Example configurations

This article goes through some common use cases for Shaped engines and how to set up your engine to achieve them. Use these as reference to build your first engine config or get more out of the ones you have.

Every engine config splits into five blocks: data, index, training, deployment, queries.

In most cases, these blocks can be configured independently of each other. The sections below go through each block and some common ways to configure them.

Data block

The data block defines what tables and connectors the engine will use.

Basic table connection

You can connect your engine to tables in your Shaped account by its name. The following example connects to three tables with no additional options.

data:
  item_table:
    name: apparel_catalog
    type: table
  user_table:
    name: customers
    type: table
  interaction_table: 
    name: transactions
    type: table

Change ID columns to `item_id` and `user_id`

You can use the query option to run an SQL query when fetching items. You can use this to change column names, add a rating column and more.
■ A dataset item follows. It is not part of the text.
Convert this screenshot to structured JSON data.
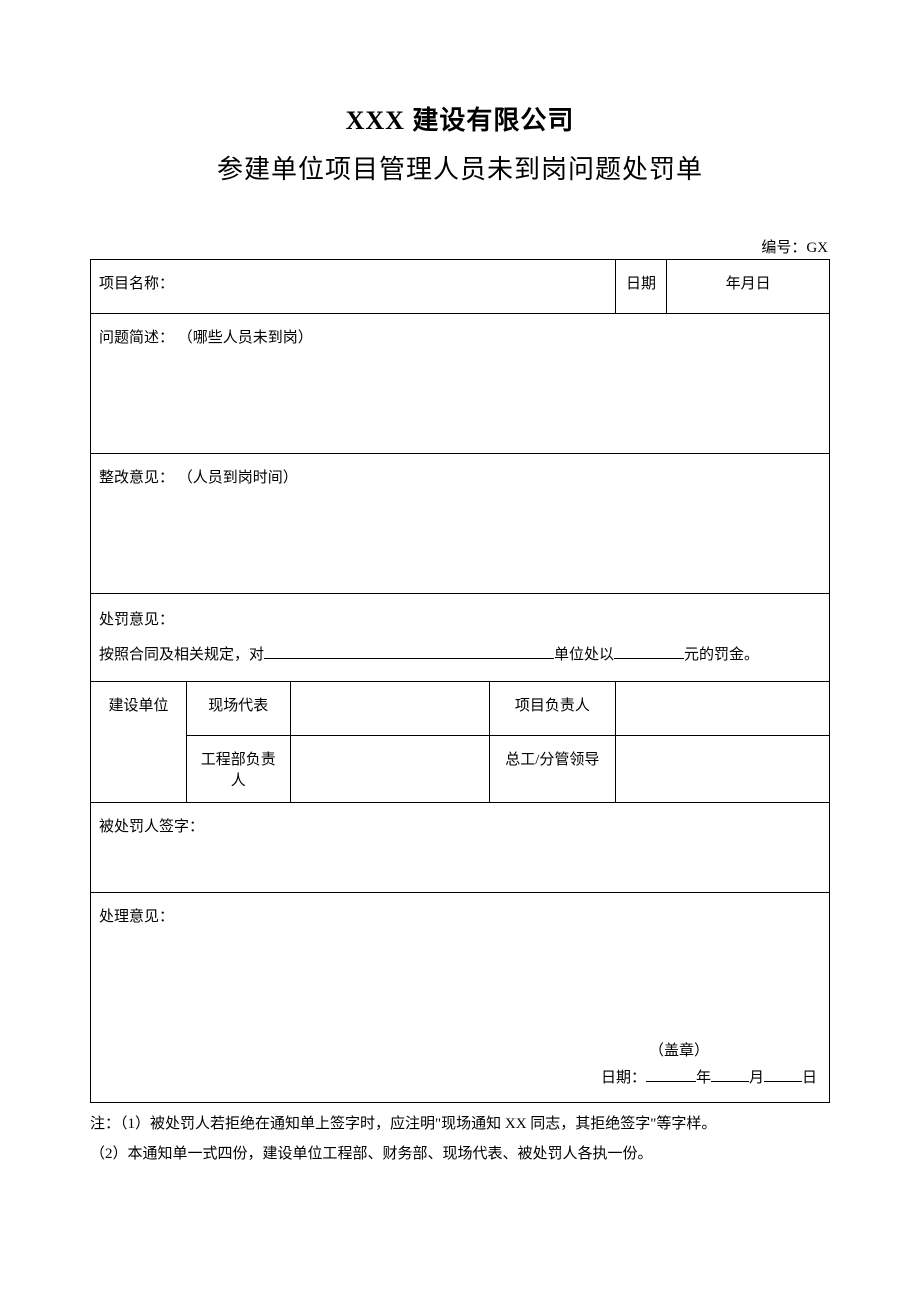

For more complex SQL operations such as joins, use an SQL view.

data:
  item_table:
    type: query
    query: |
      select product_id as item_id, color, name, department, tags, updated_at, created_at
      from apparel_catalog
  user_table:
    type: query
    query: |
      select customer_id as user_id, name, gender, most_recent_interaction, joined_at
      from customers
  interaction_table:
    type: query
    query: |
      select article_id as item_id, customer_id as user_id, transaction_type, price as label, created_at
      from transactions
      where created_at < NOW() - INTERVAL '6 months'

note

Shaped looks up items and users by the item_id and user_id columns, respectively. Your engine will weigh interactions using the label column. The interaction_table also requires a created_at column. Use the query option or an SQL view to include these columns.

Specify how column features should be handled

The schema_override option allows you to specify how specific features in your tables should be handled. For example, you can specify that movie genres should be interpreted as a sequence of categories rather than a string literal. If you don't include a column in the schema override, it will be inferred.

data:
  item_table:
    name: movies
    type: table
  schema_override: 
    item:
      id: item_id
      features: # list of columns to use as features
        - name: genre
          type: Sequence[TextCategory]
        - name: poster_url
          type: Image
        - name: movie_title
          type: Text
        - name: movie_age
          type: Numerical
        - name: primary_genre
          type: TextCategory
      created_at: created_at # which column to use as the created_at feature/deduplication

Index block

The index block defines how the engine will use search and embeddings. You can use a pre-trained embedding model from huggingface, or train your own embedding model.

Create embeddings for text and image features

embeddings is a list and can take multiple options. Each embedding can be specified in the same way as shown in the example above. You can create multiple embeddings for different purposes, such as separate embeddings for text and images.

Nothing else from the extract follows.